The alien left Vietnam to live with his American father. He was never legally adopted, and he never applied for American citizenship. Removal proceedings were commenced after the alien pleaded guilty to two counts of sexual assault on a child. The immigration judge determined that the alien was removable and was ineligible for relief from removal under former 8 U.S.C.S. § 1182(c) (repealed). The alien and his American father also filed a habeas corpus petition. The trial court entered summary judgment against them and dismissed their petition for habeas corpus. Thus, the petitioner's amended their habeas petition, claiming that the denial of the motion to reopen deprived the alien of due process of law and denied the father of his right to enjoy his son's companionship.
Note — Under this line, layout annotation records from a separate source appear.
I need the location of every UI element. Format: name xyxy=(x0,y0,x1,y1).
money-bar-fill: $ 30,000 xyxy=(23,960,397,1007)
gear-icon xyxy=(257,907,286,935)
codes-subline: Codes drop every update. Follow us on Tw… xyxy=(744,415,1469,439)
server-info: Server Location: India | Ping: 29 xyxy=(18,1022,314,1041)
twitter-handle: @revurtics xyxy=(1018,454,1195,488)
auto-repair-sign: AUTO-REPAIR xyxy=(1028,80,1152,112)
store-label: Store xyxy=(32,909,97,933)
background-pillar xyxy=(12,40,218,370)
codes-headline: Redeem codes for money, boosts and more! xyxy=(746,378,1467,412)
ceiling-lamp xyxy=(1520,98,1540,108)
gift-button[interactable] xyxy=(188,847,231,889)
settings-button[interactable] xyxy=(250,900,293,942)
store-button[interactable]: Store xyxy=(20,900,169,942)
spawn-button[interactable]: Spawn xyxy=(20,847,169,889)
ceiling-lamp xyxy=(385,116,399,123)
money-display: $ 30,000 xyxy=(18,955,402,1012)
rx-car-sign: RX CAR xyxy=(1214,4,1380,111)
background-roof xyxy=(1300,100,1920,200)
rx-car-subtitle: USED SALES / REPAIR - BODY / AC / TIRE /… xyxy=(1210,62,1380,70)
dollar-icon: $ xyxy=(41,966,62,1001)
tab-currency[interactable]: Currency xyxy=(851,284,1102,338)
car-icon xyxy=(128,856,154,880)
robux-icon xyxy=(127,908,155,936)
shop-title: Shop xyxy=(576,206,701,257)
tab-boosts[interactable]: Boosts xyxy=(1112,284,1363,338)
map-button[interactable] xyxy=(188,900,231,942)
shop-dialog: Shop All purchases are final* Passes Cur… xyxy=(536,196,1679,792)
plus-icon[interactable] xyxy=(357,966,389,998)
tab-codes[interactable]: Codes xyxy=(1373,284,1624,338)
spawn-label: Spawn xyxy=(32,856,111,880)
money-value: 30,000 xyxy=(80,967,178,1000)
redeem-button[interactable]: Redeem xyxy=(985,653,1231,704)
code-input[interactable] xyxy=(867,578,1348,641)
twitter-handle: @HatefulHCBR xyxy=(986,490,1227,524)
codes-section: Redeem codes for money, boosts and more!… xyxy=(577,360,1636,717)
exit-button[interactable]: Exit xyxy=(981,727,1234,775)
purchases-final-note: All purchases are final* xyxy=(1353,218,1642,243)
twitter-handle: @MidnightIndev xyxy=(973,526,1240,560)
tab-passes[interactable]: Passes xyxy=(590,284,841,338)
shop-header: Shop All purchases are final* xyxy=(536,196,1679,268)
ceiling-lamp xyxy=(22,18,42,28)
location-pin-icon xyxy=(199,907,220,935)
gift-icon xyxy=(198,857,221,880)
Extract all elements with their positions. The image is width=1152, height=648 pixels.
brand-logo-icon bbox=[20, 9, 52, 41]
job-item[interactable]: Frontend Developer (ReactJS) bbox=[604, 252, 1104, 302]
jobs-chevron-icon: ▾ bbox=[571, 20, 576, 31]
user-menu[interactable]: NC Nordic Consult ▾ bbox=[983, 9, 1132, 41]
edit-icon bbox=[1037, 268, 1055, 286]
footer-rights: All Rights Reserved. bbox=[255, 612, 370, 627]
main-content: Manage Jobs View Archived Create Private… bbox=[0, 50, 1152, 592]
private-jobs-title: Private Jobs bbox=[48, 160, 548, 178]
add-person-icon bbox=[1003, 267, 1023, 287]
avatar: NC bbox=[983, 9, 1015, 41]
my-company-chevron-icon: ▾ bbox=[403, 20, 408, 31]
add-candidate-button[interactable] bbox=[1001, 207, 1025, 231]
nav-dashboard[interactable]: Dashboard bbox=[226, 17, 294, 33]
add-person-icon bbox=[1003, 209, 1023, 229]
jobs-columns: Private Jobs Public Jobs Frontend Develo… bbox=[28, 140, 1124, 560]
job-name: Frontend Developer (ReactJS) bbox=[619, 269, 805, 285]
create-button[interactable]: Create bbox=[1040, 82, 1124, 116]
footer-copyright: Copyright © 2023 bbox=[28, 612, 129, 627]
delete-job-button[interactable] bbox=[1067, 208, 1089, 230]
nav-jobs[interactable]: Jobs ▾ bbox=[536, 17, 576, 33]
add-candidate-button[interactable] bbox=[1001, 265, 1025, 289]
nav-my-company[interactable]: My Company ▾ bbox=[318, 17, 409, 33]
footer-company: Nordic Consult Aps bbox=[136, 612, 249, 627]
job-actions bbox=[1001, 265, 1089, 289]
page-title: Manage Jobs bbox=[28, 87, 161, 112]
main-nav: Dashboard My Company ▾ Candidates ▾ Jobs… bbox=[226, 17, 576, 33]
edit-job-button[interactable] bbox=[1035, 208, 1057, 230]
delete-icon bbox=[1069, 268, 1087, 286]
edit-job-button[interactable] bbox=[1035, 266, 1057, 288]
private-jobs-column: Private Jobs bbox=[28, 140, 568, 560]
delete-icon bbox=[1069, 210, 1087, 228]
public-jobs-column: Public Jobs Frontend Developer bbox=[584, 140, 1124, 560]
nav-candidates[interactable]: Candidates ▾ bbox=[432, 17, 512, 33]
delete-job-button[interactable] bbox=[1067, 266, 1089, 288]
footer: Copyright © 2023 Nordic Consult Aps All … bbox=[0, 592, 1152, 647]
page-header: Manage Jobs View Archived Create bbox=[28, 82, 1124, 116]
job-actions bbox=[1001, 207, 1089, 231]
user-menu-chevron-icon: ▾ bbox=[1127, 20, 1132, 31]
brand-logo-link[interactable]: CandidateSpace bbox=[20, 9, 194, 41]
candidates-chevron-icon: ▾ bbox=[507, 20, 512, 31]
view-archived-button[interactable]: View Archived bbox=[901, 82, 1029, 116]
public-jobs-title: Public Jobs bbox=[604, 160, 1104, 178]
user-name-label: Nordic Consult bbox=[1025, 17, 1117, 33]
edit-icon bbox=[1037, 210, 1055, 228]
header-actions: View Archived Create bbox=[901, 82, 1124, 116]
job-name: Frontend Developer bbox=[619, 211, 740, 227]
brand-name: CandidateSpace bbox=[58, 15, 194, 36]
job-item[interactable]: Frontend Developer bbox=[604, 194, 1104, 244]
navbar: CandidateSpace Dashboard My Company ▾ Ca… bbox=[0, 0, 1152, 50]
Did the denial of the court for the alien's discretionary relief threaten his due process rights?
The Court found that petitioners were not entitled to equitable relief and that eligibility for relief under § 1182(c) did not vest the alien with a property or liberty interest that was subject to due process protection. The removal proceedings were not fundamentally unfair, and the denial of the possibility of discretionary relief did not threaten the alien's due process rights.